The root of a housing crisis: we’re building the wrong thing

I am not sure to what degree this problem is relevant to the rest of the world, but it is an urgent discussion in relation to Melbourne and Sydney, Australia.  Writing in the Conversation,   of the The Australian Population Research Institute leads off:
As is well known, the shortage of affordable separate housing in Sydney and Melbourne means that most first home buyers and renters cannot currently find housing suited to their needs in locations of their choice.
Summarily setting aside the building industry's insistence that the market will continue to demand more apartments for small or single person households for a younger demographic, Birrell suggests the contrary conclusion.  His research suggests that in the medium term, immigration in particular will drive a greater need for homes for family formation.

But then Birrell criticizes current industry and academic research for using crude extrapolations of present assumptions about dwelling types, only to do exactly the same himself. Simply put, he assumes that family formation will continue to be identified with single detached dwellings, regardless of their decreasing share of the new build housing stock, and the continuing loss of older detached housing for apartment development sites.

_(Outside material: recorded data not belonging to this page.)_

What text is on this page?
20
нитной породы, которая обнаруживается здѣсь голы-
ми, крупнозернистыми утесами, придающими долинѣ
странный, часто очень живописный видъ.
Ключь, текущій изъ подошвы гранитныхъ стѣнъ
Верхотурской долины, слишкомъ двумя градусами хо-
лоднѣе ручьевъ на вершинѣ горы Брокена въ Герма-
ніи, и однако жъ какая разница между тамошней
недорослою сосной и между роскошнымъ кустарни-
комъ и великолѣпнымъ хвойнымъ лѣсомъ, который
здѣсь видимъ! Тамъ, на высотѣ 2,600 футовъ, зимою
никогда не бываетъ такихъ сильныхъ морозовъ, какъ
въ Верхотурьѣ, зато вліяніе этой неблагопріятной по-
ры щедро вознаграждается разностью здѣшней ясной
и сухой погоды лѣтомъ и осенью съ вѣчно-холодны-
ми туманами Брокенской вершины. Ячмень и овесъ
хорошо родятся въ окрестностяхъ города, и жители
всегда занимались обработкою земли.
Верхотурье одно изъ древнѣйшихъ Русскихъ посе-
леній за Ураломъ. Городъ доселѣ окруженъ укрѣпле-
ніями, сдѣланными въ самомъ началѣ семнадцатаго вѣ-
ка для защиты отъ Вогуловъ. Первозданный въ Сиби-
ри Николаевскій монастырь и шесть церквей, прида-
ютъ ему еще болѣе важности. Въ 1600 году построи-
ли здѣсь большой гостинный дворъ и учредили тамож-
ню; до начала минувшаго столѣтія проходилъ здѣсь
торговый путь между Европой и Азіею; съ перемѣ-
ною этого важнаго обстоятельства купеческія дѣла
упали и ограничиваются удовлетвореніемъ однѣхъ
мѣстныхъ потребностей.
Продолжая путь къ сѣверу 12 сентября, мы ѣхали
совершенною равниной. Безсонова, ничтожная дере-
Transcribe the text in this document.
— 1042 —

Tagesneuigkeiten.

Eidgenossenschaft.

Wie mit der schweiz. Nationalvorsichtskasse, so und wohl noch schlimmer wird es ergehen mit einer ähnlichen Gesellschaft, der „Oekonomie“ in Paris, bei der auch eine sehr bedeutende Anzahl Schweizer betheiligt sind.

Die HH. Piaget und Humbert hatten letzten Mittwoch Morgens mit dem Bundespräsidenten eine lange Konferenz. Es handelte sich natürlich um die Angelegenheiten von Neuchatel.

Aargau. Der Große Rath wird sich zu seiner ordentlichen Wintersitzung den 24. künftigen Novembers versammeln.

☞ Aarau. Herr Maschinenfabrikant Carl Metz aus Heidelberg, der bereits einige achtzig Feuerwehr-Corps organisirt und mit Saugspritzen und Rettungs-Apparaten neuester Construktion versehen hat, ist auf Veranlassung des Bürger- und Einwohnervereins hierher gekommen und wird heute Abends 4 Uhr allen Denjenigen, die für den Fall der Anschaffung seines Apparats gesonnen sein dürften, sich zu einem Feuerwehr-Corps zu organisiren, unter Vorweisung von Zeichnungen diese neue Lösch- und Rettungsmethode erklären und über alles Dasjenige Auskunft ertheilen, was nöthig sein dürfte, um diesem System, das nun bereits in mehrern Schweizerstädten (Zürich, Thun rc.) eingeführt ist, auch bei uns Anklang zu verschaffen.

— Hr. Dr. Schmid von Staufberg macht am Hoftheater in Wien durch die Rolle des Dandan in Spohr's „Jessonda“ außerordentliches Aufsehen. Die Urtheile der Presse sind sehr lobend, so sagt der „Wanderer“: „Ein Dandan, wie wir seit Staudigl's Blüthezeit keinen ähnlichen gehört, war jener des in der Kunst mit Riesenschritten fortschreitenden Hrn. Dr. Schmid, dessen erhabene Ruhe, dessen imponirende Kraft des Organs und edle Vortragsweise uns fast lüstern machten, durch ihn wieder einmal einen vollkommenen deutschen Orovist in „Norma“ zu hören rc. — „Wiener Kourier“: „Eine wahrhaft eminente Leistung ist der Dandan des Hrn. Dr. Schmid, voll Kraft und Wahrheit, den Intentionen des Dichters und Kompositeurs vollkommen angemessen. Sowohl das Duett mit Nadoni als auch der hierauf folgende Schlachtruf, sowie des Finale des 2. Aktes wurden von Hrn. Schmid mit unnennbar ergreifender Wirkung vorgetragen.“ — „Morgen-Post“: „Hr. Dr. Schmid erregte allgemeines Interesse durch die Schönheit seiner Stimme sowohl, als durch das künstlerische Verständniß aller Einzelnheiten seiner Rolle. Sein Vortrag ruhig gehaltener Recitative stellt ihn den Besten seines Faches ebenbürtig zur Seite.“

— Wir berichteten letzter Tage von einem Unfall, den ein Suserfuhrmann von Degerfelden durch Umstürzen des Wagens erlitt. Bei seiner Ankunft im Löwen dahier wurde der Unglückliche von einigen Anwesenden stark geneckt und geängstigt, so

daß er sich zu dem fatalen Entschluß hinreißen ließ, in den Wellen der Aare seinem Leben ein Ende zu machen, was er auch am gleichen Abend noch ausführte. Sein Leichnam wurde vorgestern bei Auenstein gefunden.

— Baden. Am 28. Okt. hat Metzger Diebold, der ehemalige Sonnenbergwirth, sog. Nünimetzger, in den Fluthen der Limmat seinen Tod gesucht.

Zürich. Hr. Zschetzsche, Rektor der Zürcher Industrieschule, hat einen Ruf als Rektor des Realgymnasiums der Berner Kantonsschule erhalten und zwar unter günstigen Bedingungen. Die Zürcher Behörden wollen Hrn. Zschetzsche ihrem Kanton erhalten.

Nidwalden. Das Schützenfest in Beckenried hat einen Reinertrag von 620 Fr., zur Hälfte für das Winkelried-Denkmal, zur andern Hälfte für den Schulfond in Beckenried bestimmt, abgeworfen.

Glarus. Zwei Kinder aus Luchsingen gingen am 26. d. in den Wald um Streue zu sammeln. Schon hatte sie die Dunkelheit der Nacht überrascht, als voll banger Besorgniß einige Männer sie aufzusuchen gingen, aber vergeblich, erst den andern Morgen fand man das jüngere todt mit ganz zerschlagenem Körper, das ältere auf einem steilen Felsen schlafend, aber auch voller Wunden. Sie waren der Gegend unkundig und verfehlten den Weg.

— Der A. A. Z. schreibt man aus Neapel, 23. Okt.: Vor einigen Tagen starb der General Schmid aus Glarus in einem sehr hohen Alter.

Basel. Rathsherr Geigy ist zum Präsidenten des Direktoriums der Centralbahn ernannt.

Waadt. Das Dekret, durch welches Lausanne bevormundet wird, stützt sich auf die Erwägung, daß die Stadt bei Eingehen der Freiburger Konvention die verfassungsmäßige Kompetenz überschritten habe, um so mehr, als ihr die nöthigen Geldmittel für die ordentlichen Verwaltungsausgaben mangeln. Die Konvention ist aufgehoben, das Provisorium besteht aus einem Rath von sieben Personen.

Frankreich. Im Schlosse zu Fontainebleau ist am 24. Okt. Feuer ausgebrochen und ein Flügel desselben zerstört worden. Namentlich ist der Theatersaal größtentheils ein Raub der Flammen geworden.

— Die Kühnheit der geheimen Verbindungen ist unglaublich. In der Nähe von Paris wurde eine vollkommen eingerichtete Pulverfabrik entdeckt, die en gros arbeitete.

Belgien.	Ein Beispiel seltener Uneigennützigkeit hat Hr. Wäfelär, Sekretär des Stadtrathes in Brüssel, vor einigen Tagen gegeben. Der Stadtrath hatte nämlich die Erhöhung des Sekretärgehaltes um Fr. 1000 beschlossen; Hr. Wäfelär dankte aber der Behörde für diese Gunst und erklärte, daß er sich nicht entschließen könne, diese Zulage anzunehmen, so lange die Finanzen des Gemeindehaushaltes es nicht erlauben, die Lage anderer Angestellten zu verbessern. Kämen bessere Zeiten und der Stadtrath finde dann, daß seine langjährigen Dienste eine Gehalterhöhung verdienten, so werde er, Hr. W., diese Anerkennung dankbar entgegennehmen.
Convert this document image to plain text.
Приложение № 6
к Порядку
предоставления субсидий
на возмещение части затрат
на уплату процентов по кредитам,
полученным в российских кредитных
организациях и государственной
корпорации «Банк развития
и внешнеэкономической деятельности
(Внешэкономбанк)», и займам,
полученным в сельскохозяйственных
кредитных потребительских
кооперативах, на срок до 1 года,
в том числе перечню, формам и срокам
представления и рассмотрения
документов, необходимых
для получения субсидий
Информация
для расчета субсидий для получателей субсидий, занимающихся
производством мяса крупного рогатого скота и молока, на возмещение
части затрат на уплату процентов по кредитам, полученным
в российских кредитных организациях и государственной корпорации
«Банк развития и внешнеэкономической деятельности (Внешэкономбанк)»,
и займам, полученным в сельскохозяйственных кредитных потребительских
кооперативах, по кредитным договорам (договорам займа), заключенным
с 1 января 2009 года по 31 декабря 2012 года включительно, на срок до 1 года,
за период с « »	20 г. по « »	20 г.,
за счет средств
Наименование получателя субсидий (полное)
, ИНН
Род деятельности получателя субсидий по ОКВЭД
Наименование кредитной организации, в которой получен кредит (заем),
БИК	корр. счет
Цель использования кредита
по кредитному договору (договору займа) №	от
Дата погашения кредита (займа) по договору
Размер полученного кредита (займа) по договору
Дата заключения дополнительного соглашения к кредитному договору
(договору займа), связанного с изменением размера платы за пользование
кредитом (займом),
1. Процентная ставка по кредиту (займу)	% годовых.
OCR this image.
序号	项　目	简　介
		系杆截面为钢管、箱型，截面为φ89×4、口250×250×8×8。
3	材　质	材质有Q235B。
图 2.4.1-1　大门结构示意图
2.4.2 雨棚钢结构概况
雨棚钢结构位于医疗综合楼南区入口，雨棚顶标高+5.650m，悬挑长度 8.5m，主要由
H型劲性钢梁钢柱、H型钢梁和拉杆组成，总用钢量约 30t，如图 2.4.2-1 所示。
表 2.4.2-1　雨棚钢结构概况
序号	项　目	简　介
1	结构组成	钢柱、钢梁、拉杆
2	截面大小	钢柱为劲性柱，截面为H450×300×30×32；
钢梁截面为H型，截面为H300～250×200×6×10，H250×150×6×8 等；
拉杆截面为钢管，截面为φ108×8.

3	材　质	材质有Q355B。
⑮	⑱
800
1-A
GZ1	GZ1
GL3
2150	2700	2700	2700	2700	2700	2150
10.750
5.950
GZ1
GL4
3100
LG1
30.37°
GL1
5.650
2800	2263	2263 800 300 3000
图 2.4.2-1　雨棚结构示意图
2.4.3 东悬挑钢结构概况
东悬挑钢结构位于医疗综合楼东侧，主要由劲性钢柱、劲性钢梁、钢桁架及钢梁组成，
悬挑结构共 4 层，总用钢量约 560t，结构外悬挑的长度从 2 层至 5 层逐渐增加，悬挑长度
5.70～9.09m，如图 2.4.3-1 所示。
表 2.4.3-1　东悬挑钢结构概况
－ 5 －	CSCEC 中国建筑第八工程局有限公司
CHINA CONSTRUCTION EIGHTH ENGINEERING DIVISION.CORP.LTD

A more sophisticated analysis would acknowledge that, as the populations of Sydney and Melbourne recognise the advantages as well as compromises of genuinely urban city living, there is likely to be a very significant growth of demand for family accommodation in apartments.  If that simple proposition is reasonable, then Birrel's headline still holds true, but for a subtly different reason.
The problem is not that we are failing to build single detached dwellings in places families want to live now.  The real problem is that all the best sites where families will be happy to live in the future, are being more or less permanently rendered unavailable for larger apartments.
It has to do with the nature of the land title for ownership of apartments in Australia.  Title is overwhelmingly the fragmented 'strata' title, where once a building is subdivided into individual apartment lots for sale, it is extremely difficult to re-consolidate, or even to reconfigure.  Profit in the current Sydney and Melbourne markets is maximised by building an overwhelmingly large proportion of single bedroom and studio apartments.  And there seems to be no truly effective planning instrument that prevents this outcome, with local government consistently unable to enforce its requirements for more forward looking mix of apartment sizes.